Death toll reaches 86 in Tanzania ferry disaster, hundreds feared missing
Dozens more bodies were recovered on Friday, the morning after a Tanzanian ferry disaster, nearly doubling the death toll to 86, with hundreds more feared missing as rescuers resumed searching for survivors at first light.
The higher death toll was given to the Citizen newspaper by John Mongella, regional commissioner for the port of Mwanza on the coast of Lake Victoria, where the MV Nyerere sank on Thursday afternoon.
Initial estimates suggested that the ferry was carrying more than 300 people when it went down on Thursday afternoon, just a few metres from the dock on Ukerewe, the lake’s biggest island, which is part of Tanzania.

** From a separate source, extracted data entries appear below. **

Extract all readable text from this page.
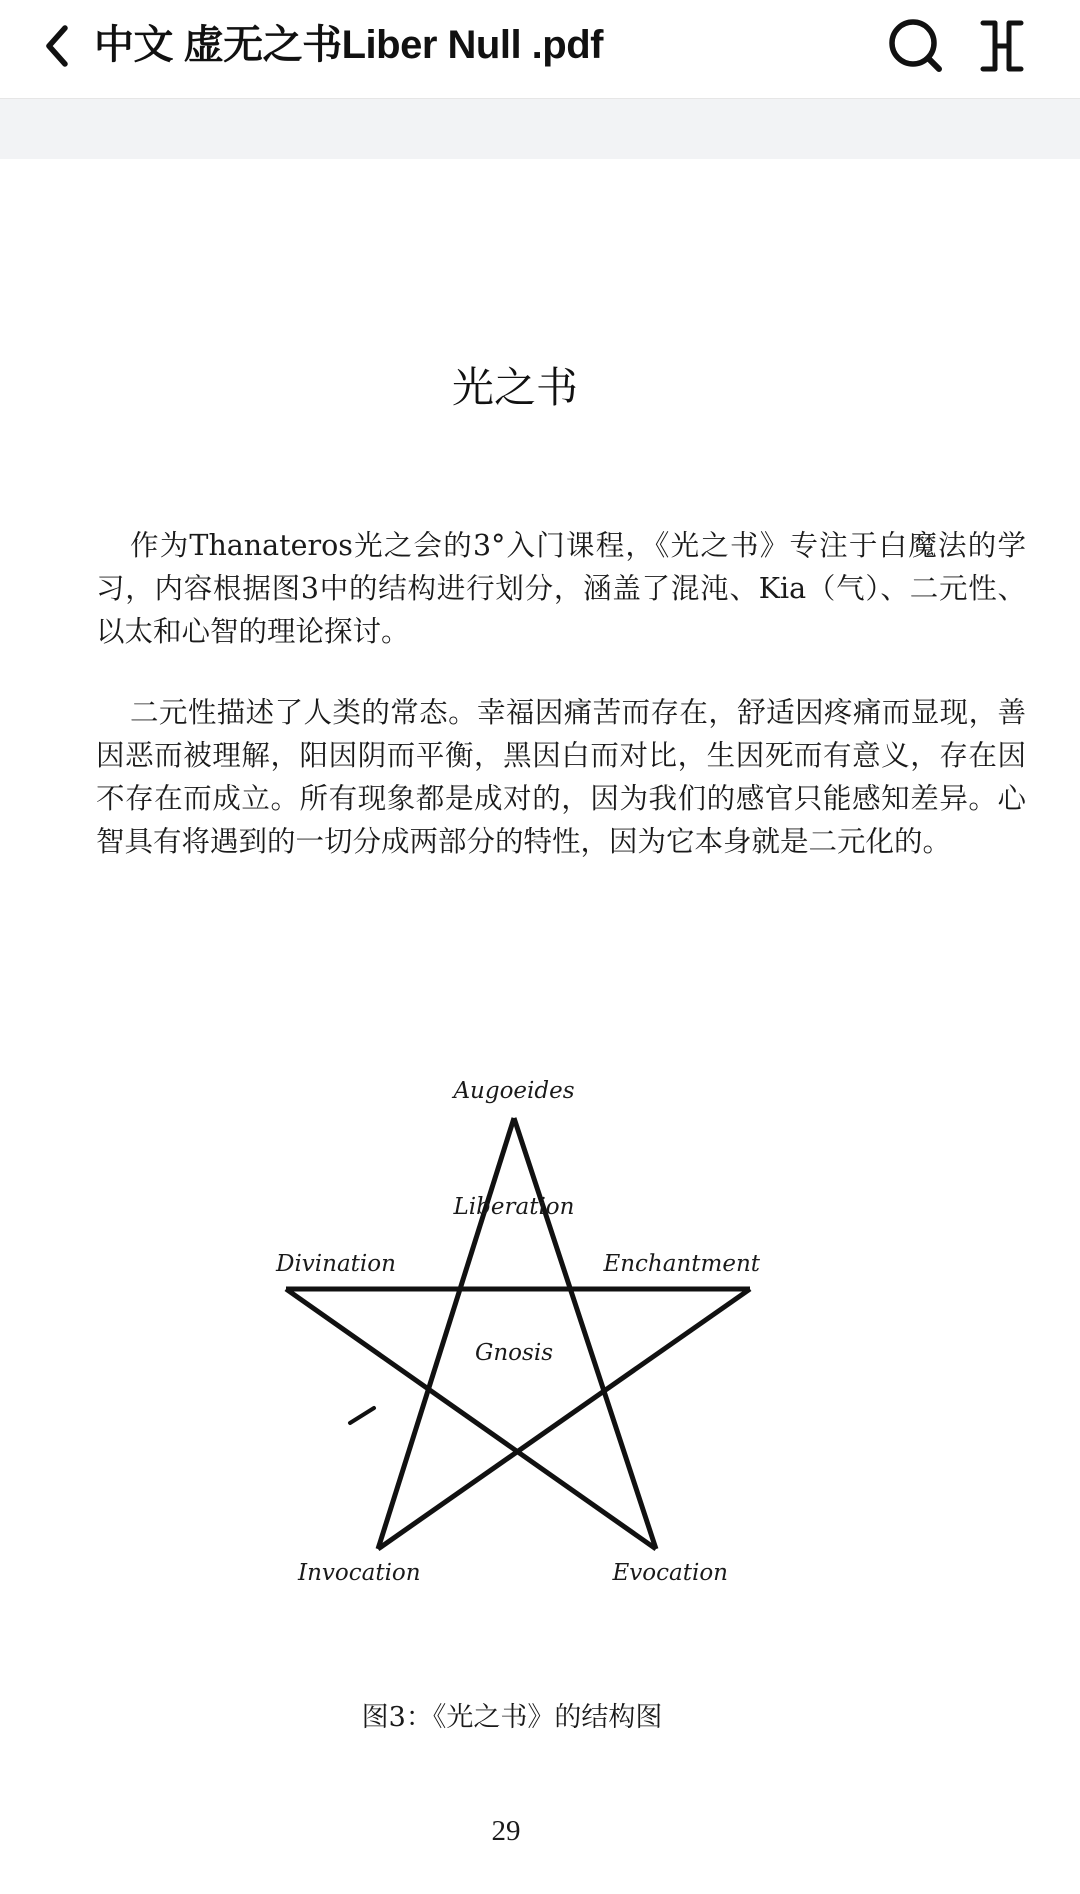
中文 虚无之书Liber Null .pdf
光之书

作为Thanateros光之会的3°入门课程，《光之书》专注于白魔法的学习，内容根据图3中的结构进行划分，涵盖了混沌、Kia（气）、二元性、以太和心智的理论探讨。

二元性描述了人类的常态。幸福因痛苦而存在，舒适因疼痛而显现，善因恶而被理解，阳因阴而平衡，黑因白而对比，生因死而有意义，存在因不存在而成立。所有现象都是成对的，因为我们的感官只能感知差异。心智具有将遇到的一切分成两部分的特性，因为它本身就是二元化的。

Augoeides
Liberation
Divination	Enchantment
Gnosis
Invocation	Evocation
图3：《光之书》的结构图
29
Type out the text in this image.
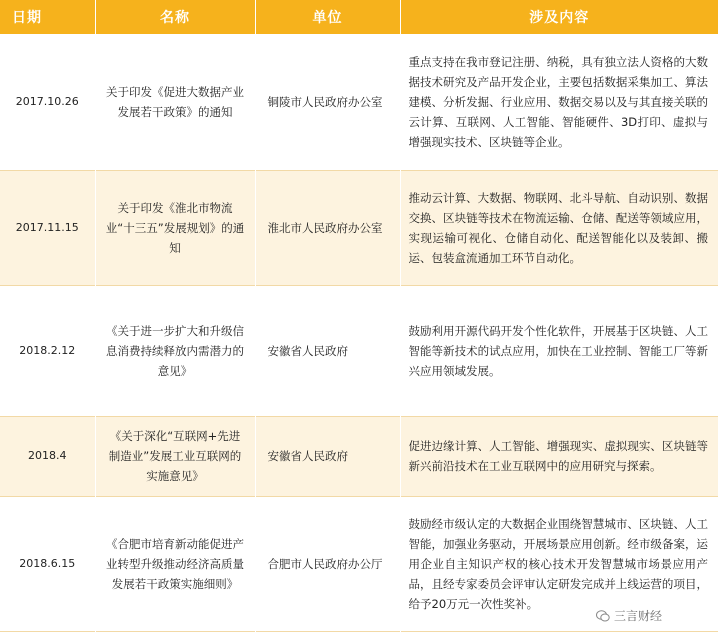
日期	名称	单位	涉及内容
2017.10.26	关于印发《促进大数据产业发展若干政策》的通知	铜陵市人民政府办公室	重点支持在我市登记注册、纳税，具有独立法人资格的大数据技术研究及产品开发企业，主要包括数据采集加工、算法建模、分析发掘、行业应用、数据交易以及与其直接关联的云计算、互联网、人工智能、智能硬件、3D打印、虚拟与增强现实技术、区块链等企业。
2017.11.15	关于印发《淮北市物流业“十三五”发展规划》的通知	淮北市人民政府办公室	推动云计算、大数据、物联网、北斗导航、自动识别、数据交换、区块链等技术在物流运输、仓储、配送等领域应用，实现运输可视化、仓储自动化、配送智能化以及装卸、搬运、包装盒流通加工环节自动化。
2018.2.12	《关于进一步扩大和升级信息消费持续释放内需潜力的意见》	安徽省人民政府	鼓励利用开源代码开发个性化软件，开展基于区块链、人工智能等新技术的试点应用，加快在工业控制、智能工厂等新兴应用领域发展。
2018.4	《关于深化“互联网+先进制造业”发展工业互联网的实施意见》	安徽省人民政府	促进边缘计算、人工智能、增强现实、虚拟现实、区块链等新兴前沿技术在工业互联网中的应用研究与探索。
2018.6.15	《合肥市培育新动能促进产业转型升级推动经济高质量发展若干政策实施细则》	合肥市人民政府办公厅	鼓励经市级认定的大数据企业围绕智慧城市、区块链、人工智能，加强业务驱动，开展场景应用创新。经市级备案，运用企业自主知识产权的核心技术开发智慧城市场景应用产品，且经专家委员会评审认定研发完成并上线运营的项目，给予20万元一次性奖补。
三言财经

Thirty-seven people had been rescued from the sea, Jonathan Shana, the regional police commander for Mwanza, told Reuters by phone on Friday.
Shana said more rescuers had joined the operation when it resumed at daylight on Friday. He did not give exact numbers.
The precise number of those aboard the ferry when it capsized was hard to establish since crew and equipment had been lost, officials said on Thursday.
Tanzania has been hit by several major ferry disasters over the years. At least 500 people were killed when a ferry capsized in Lake Victoria in 1996. In 2012, 145 people died when a ferry sank off the shore of Tanzania’s Indian Ocean archipelago of Zanzibar.